そのチェリモヤの花が開花しはじめていて、木の周りはすでに甘い香りが漂っています。わたしにとって四度目のシーズン到来です。
このチェリモヤの花がなかなかの曲者です。受粉するまでのハードルが高く、いろいろな条件が重ならないと受粉しません。
チェリモヤの花は、開き始めは雌しべ、その後、パカっと開いた時に雄しべになる雌性先熟の雌雄異熟花です。
雌しべも雄しべもそれぞれ成熟期間が非常に短くて、雌しべであるのは午前中の数時間から半日程度、そして雄しべは雌しべの後、午後から夜にかけて成熟します。
雌しべと雄しべが同時に成熟する時間帯は基本的には存在しないので、夜のうちに雄しべを訪れた媒介虫が体に雄しべの花粉を付け、翌朝、別の花を雌しべのうちに訪れることで受粉するというわけです。はぁ、と溜息が出るようなプロセス。

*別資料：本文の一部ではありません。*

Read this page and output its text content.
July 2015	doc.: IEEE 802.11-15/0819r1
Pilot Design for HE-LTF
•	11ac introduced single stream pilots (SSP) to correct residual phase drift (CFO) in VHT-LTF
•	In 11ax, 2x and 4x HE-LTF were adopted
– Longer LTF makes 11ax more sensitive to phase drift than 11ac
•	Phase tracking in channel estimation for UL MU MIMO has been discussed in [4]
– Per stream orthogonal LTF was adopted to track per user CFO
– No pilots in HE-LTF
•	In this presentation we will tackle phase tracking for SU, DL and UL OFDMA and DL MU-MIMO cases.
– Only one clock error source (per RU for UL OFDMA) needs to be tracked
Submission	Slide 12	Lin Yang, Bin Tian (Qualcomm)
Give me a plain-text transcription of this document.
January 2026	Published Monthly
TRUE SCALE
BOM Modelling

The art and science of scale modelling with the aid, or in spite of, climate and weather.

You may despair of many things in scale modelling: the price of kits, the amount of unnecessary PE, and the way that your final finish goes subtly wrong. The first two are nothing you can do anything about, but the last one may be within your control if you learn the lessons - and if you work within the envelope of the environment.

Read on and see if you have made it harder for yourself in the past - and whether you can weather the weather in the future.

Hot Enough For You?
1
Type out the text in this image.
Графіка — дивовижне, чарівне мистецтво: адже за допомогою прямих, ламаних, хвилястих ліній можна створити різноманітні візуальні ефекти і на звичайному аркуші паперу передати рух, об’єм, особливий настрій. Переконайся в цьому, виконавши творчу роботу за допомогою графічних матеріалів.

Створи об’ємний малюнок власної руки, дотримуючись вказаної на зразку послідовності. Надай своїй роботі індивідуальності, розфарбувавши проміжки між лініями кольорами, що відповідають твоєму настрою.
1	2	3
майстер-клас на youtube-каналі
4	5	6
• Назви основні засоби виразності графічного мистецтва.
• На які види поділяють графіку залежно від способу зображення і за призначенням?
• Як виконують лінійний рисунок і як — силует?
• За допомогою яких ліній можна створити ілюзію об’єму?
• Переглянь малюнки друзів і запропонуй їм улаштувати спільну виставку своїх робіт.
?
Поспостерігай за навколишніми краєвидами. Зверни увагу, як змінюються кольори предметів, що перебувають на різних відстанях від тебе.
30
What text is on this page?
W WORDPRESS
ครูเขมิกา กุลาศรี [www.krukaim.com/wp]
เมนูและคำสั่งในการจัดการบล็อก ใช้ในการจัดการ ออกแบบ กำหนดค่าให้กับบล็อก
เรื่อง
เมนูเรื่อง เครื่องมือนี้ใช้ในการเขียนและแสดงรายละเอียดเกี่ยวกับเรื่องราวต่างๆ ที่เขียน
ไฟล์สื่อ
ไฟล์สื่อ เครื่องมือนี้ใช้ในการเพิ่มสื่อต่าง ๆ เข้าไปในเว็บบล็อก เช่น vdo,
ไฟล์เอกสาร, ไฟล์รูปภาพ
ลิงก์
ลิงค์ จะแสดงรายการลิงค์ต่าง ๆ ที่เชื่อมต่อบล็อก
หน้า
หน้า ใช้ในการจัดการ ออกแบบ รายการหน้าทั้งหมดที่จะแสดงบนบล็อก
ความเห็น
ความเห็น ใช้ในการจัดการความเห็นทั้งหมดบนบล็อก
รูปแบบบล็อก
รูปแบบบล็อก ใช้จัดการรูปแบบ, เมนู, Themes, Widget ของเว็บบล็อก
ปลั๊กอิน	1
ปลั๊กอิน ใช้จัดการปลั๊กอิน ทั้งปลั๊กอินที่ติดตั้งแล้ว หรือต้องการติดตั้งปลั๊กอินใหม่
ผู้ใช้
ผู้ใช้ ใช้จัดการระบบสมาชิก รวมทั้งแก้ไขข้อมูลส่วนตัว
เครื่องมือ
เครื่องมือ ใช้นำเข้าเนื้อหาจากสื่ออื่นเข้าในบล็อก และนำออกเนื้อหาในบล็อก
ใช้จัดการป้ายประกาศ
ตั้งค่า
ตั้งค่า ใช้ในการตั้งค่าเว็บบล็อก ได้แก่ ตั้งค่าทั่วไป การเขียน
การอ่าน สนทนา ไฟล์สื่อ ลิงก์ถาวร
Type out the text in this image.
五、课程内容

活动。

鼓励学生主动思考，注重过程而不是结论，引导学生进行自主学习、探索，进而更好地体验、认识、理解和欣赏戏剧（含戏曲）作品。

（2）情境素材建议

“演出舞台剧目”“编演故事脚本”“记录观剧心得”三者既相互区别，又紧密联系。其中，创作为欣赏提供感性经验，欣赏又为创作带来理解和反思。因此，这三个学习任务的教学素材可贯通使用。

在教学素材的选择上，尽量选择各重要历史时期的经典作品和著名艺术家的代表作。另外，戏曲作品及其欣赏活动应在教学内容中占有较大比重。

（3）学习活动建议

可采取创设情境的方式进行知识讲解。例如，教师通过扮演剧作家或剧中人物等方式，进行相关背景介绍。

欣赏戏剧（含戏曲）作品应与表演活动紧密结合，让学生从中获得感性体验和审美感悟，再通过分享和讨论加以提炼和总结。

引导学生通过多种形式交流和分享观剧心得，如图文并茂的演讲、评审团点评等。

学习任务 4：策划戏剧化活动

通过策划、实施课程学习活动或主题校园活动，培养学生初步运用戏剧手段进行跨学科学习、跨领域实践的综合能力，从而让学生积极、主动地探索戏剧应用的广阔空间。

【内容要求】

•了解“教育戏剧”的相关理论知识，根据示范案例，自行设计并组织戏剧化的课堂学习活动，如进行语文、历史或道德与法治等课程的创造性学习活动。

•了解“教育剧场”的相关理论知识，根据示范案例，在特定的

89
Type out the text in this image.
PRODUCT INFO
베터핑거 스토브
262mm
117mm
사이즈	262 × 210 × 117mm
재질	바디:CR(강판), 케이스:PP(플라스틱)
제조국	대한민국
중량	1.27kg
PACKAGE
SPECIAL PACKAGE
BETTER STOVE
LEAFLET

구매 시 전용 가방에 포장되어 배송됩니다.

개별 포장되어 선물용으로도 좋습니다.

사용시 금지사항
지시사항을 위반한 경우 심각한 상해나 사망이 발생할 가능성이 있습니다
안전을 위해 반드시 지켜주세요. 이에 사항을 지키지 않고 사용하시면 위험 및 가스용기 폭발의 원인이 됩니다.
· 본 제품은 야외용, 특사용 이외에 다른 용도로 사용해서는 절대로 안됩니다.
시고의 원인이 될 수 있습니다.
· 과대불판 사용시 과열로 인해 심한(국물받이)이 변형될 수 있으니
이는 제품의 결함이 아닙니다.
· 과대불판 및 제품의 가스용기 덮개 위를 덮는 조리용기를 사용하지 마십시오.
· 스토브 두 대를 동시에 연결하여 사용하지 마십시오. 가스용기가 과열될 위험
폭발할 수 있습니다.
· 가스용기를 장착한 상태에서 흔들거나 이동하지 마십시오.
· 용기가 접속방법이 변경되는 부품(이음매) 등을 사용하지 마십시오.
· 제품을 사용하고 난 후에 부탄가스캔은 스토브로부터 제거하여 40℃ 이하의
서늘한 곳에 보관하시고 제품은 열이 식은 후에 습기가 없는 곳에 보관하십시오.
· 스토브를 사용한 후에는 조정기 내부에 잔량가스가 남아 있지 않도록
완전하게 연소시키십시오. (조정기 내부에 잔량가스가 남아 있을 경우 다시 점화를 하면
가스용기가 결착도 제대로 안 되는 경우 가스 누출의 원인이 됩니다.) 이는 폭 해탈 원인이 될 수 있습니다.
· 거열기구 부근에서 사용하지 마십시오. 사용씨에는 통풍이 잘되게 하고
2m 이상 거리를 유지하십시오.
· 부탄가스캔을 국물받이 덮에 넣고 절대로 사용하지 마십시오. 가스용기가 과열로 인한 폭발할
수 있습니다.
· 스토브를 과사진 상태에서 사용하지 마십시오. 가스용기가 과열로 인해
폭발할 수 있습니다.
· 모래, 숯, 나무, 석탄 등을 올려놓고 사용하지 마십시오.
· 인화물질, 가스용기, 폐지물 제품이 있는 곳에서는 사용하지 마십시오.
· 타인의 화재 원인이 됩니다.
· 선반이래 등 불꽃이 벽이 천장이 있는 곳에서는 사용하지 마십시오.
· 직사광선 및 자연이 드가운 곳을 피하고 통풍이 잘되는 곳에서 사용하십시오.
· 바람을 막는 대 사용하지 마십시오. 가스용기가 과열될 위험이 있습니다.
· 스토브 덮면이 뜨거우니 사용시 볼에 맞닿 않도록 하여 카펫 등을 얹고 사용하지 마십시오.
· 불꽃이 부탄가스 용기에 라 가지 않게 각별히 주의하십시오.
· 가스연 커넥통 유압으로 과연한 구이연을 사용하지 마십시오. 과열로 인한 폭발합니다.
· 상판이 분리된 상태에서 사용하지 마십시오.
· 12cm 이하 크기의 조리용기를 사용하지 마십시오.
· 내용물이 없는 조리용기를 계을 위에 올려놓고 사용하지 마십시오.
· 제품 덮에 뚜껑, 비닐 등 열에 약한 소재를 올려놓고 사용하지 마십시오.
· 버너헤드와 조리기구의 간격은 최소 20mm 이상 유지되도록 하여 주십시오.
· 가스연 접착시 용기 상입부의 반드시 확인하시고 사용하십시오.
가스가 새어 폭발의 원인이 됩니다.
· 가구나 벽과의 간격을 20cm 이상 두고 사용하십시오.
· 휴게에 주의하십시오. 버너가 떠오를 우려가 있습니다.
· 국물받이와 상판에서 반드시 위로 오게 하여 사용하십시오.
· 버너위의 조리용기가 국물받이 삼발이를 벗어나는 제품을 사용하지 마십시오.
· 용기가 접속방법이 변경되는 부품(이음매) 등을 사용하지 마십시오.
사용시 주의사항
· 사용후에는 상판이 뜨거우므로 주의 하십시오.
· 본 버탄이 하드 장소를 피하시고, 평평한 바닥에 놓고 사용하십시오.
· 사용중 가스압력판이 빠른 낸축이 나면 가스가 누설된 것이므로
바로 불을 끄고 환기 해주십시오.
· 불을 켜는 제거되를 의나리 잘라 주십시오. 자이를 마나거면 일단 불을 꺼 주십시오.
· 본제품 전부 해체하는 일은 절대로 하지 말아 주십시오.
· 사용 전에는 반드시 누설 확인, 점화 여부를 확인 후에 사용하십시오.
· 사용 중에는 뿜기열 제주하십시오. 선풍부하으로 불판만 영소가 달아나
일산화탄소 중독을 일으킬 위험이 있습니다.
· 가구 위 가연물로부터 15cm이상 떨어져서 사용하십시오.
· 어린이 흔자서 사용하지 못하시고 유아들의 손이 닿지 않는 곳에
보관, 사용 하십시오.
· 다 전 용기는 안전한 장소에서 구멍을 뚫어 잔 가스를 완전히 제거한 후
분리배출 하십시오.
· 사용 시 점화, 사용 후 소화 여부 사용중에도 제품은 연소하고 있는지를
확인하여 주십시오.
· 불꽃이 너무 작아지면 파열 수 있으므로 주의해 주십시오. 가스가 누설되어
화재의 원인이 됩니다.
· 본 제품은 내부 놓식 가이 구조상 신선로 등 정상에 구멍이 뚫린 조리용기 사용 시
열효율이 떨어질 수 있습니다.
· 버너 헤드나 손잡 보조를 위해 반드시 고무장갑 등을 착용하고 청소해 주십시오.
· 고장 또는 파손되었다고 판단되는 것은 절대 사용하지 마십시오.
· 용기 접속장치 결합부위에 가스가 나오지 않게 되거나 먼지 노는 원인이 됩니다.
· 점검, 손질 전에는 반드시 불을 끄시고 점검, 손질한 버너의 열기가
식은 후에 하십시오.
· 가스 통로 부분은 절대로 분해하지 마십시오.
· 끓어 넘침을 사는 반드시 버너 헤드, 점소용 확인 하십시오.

さらに、南米アンデス山脈原産のチェリモヤは、媒介虫が南米固有種なので他の地域では自然受粉が難しく、結実の確率を高めるには人工授粉が必要だとされています。花が雌しべである時間は花びらがまだほとんど開いていないような状態なので、蜂などは細長い花の中に辿り着けないようです。
ちなみに、我が家のチェリモヤの木は特に人工授粉をせずとも、毎年、一応10~30個の実をつけているんですよね。小さな虫が媒介してくれているのかな。人工授粉したら収穫倍増かも、といった期待もあります。
この他にも、受粉可能な環境条件として湿度も重要で、高すぎてもダメ、あまり低すぎても花粉が乾燥して受粉しにくいようです。